COMMENTS ON RULE 2-18
This Rule encompasses a detailed explanation of the requirements of the application for rehearing, and the rehearing procedure. The application for rehearing, in order to be timely, must be filed with the clerk of the Court of Appeal on or before 14 calendar days after the delivery or mailing of the notice of judgment, and no extension of time will be granted. LSA-C.C.P. art. 2166. Repeated applications for rehearing will not be countenanced.

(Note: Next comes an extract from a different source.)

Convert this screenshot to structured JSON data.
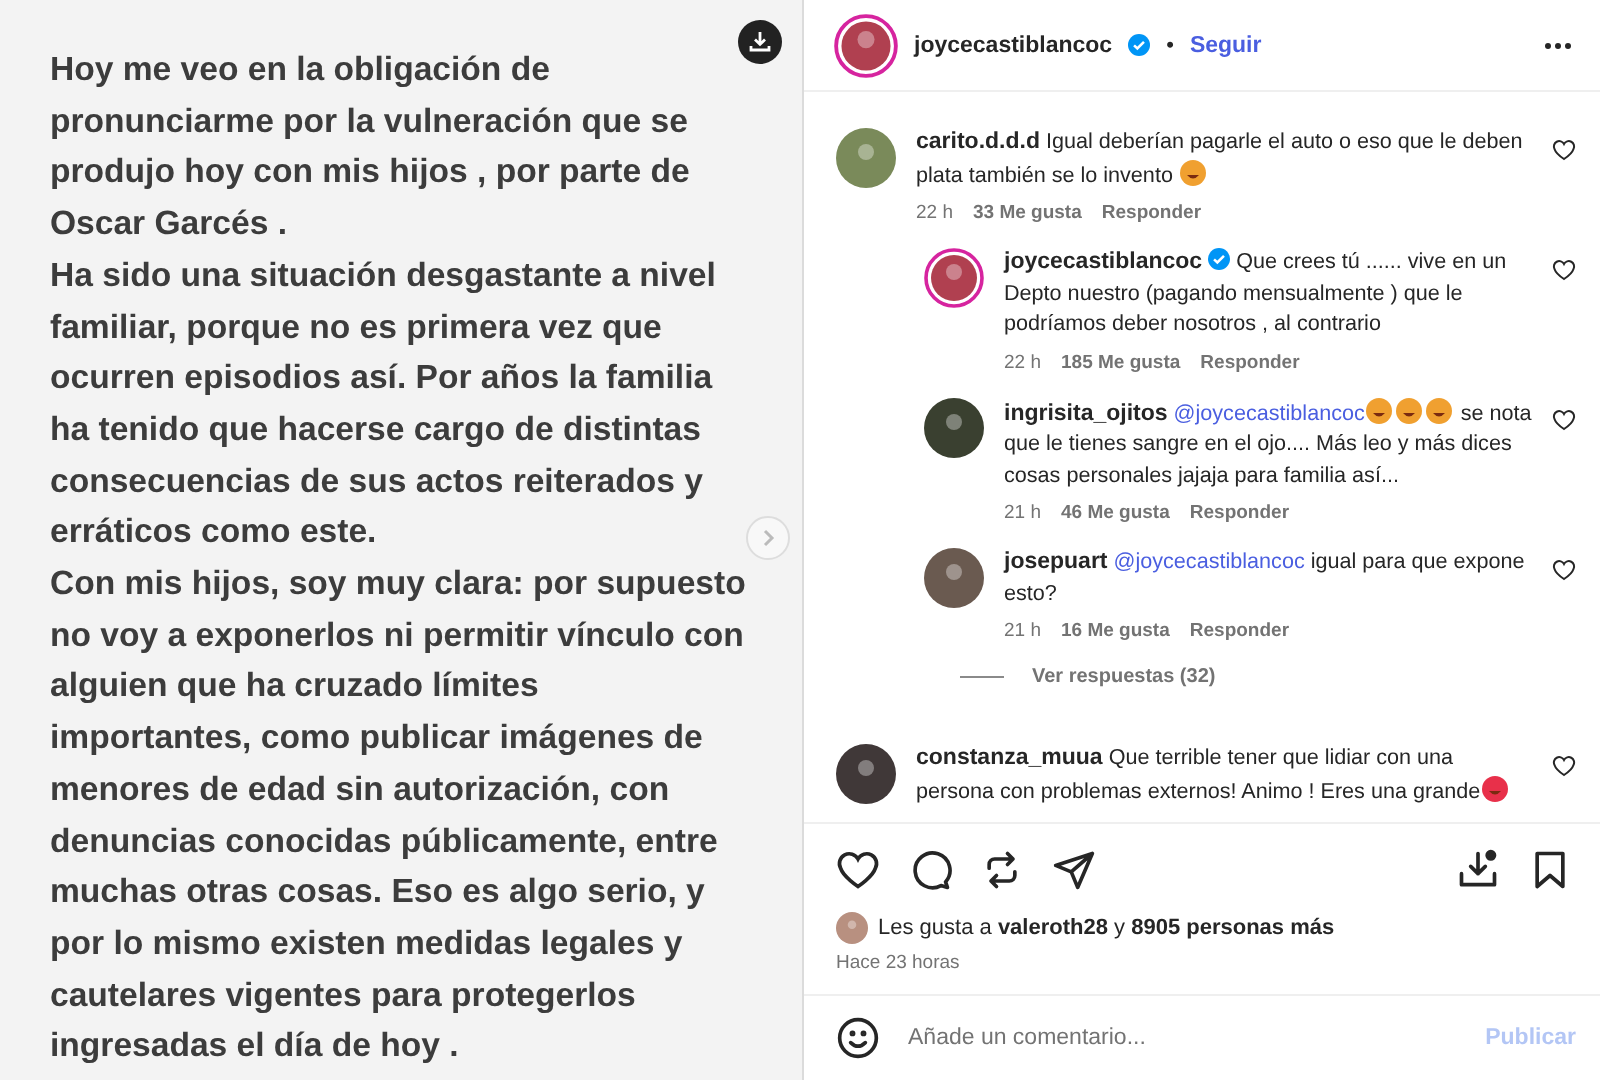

(West note: This comment was modified in 2001 to reflect a 1983 amendment to C.C. P. Art. 2166)
COMMENTS ON RULE 2-19
This Rule is based on LSA-C.C.P. art. 2164.
COMMENTS ON RULE 3-1
The Rule is adapted from the former Rule dealing with Appeals from Decisions of Civil Service Commission, etc., with only cosmetic changes, and the elimination of the bond for costs. All administrative body decisions have been combined into one Rule based on the source provision, C.A., R 16.
COMMENTS ON RULE 3-2
This Rule is to take care of the situation where the delays for taking an appeal have elapsed through no fault of the defendant. There is a constitutional right to an appeal in criminal cases, which right can only be waived by the defendant himself. LSA-Const., Art. 1, § 19; State v. Simmons, 390 So.2d 504 (La.1980).
COMMENTS ON RULE 4
The Rule applies to all writs, whether in civil or criminal actions, so the writs are not specifically referred to as supervisory or remedial, or as writ of certiorari or the like. See LSA-C.C.P. art. 2201.
COMMENTS ON RULE 4-3
In civil cases, Rule 4-3 has been revised to coordinate the date of the beginning of the 30-day period for setting a return date with the date of notice of the ruling at issue, in accordance with the notice rules of La. C.C.P. art. 1914 as amended by Act 545 of 2003. The "ruling at issue" refers to any interlocutory judgment, order, or ruling of the trial court.In the interests of judicial efficiency and fairness to the parties, an appellate court in its discretion may review an interlocutory or final judgment pursuant to its supervisory jurisdiction, even though the judgment also could be reviewed pursuant to an appeal. See Chambers v. LeBlanc, 598 So.2d 337 (La. 1992); Winston v. Martin, 34,195 (La. App. 2 Cir. 7/6/00), 764 So. 2d 368; Smith v. Louisiana Dept. of Public Safety, 90-1029 (La. App. 3 Cir. 10/15/90), 571 So.2d 666; Hamilton Medical Group v. Ochsner Health Plan, 550 So.2d 290 (La. App 3 Cir. 1989). The 30-day period in Rule 4-3 in no way affects an appellate court’s ability to utilize its supervisory jurisdiction in such instances.